The Royce White Favor
As everyone knows, Sam Hinkie was an Assistant General Manager to Darly Morey in Houston before coming to Philadelphia. Just about everyone around the league viewed his taking on Royce White’s $1.7 million contract as a favor to his former team. The Sixers had just a shade under $19 million in cap at the time and cut White not long after the deal. Hinkie’s reasoning for the trade was the acquisition of Furkan Aldemir, a player Hinkie liked at the time of the trade, who is still “stashed” overseas, and in May signed a 3-year extension with Galatasaray Istanbul, his Euroleague Club. Aldemir turned 23 years old on August 9, meaning unless he gets out of his current contract, he’ll be, at youngest, a 26 year old NBA rookie. The good news; this move had zero effect on the Sixers, future or present. The bad news; this move had zero effect on the Sixers, future or present.
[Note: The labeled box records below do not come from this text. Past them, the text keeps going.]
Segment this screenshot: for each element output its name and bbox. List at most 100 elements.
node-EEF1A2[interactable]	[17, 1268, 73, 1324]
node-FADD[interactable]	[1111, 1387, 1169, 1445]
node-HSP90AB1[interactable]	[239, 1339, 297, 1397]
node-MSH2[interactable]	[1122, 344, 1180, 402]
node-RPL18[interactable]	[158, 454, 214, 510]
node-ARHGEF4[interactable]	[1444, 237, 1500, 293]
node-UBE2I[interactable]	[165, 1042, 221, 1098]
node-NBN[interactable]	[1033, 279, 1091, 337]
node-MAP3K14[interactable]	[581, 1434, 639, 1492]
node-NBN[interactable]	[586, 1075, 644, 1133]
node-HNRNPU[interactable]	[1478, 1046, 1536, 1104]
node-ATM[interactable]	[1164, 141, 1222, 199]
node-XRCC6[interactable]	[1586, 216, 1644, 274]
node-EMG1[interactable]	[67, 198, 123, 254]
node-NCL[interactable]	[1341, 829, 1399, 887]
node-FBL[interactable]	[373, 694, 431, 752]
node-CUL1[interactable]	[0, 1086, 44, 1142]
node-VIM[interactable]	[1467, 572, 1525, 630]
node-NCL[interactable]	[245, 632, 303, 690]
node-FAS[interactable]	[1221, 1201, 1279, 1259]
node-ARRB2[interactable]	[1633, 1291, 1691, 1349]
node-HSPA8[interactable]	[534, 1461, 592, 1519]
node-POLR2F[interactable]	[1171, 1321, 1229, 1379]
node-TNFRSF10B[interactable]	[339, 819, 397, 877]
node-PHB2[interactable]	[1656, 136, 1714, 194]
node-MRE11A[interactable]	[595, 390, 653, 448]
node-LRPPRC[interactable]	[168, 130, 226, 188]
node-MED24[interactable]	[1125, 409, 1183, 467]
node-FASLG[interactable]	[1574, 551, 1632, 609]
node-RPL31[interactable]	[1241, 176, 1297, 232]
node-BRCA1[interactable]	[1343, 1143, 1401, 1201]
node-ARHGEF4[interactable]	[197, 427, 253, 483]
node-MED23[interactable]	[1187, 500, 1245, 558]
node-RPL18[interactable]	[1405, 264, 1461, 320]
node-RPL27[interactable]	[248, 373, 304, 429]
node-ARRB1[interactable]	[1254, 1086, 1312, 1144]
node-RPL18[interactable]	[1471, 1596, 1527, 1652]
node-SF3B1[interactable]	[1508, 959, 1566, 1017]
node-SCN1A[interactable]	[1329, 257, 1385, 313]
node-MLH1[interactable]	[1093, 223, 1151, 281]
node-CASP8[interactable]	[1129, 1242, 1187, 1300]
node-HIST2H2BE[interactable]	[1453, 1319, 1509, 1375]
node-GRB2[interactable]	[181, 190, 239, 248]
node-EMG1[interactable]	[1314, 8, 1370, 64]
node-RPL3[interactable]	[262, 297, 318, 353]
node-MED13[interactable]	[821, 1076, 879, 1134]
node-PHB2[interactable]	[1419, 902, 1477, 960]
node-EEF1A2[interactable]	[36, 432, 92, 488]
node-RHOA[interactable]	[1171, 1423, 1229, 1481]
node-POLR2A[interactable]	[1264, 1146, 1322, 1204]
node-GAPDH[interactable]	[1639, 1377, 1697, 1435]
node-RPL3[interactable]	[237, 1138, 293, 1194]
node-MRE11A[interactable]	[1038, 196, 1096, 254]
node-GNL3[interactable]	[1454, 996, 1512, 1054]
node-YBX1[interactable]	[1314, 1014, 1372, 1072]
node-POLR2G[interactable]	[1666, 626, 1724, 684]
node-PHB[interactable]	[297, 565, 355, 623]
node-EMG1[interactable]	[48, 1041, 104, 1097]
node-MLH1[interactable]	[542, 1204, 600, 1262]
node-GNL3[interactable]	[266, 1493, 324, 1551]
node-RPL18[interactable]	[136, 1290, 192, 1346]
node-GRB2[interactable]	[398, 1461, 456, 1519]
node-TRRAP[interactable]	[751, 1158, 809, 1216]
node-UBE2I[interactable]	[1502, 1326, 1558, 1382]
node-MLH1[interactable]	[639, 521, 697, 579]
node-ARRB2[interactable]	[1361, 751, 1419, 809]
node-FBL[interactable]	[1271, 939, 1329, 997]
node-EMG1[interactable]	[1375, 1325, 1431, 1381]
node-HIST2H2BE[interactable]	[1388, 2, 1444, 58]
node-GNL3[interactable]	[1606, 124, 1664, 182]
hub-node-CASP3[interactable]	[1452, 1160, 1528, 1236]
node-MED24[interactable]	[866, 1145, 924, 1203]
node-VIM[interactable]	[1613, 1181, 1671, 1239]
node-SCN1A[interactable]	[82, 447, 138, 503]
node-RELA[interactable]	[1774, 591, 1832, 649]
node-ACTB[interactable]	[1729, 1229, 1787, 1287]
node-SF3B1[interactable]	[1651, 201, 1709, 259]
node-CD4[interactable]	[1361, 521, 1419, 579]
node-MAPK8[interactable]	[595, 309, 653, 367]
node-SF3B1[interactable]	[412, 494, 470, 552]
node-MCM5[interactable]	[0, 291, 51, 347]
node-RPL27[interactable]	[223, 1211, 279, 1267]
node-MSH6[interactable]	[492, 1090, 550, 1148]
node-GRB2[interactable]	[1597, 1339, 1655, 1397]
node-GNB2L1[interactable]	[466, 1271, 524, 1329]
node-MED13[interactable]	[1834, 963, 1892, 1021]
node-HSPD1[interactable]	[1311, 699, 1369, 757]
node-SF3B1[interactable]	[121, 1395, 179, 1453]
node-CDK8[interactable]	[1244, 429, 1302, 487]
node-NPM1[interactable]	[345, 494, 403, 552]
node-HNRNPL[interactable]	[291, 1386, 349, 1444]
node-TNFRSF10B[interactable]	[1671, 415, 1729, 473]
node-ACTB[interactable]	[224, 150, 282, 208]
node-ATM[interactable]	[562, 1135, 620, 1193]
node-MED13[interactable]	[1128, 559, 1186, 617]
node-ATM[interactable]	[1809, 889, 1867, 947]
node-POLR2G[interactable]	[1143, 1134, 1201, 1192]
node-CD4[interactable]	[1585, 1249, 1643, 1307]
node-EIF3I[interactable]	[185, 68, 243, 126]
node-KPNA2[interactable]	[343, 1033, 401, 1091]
Enabling the Acqusition of Eric Maynor
Essentially, Hinkie facilitated a deal between the Washington Wizards and Denver Nuggets at last year’s trade deadline, taking on Eric Maynor’s contract and two second round picks; one from the Wizards in the 2015 NBA Draft and one from Denver in the 2016 NBA Draft (which is actually the Pelicans second rounder from a previous deal) for nothing. In doing so, they did take on just over $4 million in cap space between last season and this season, which they may actually need to hit the salary cap minimum this season. I wish I were joking. The jury is still out on the draft picks however, which are obviously yet to be selected. As we know, most second round picks hardly sniff the NBA, but it only takes one (see Parsons, Chandler) to make a headache like Royce White or Eric Maynor worth the time.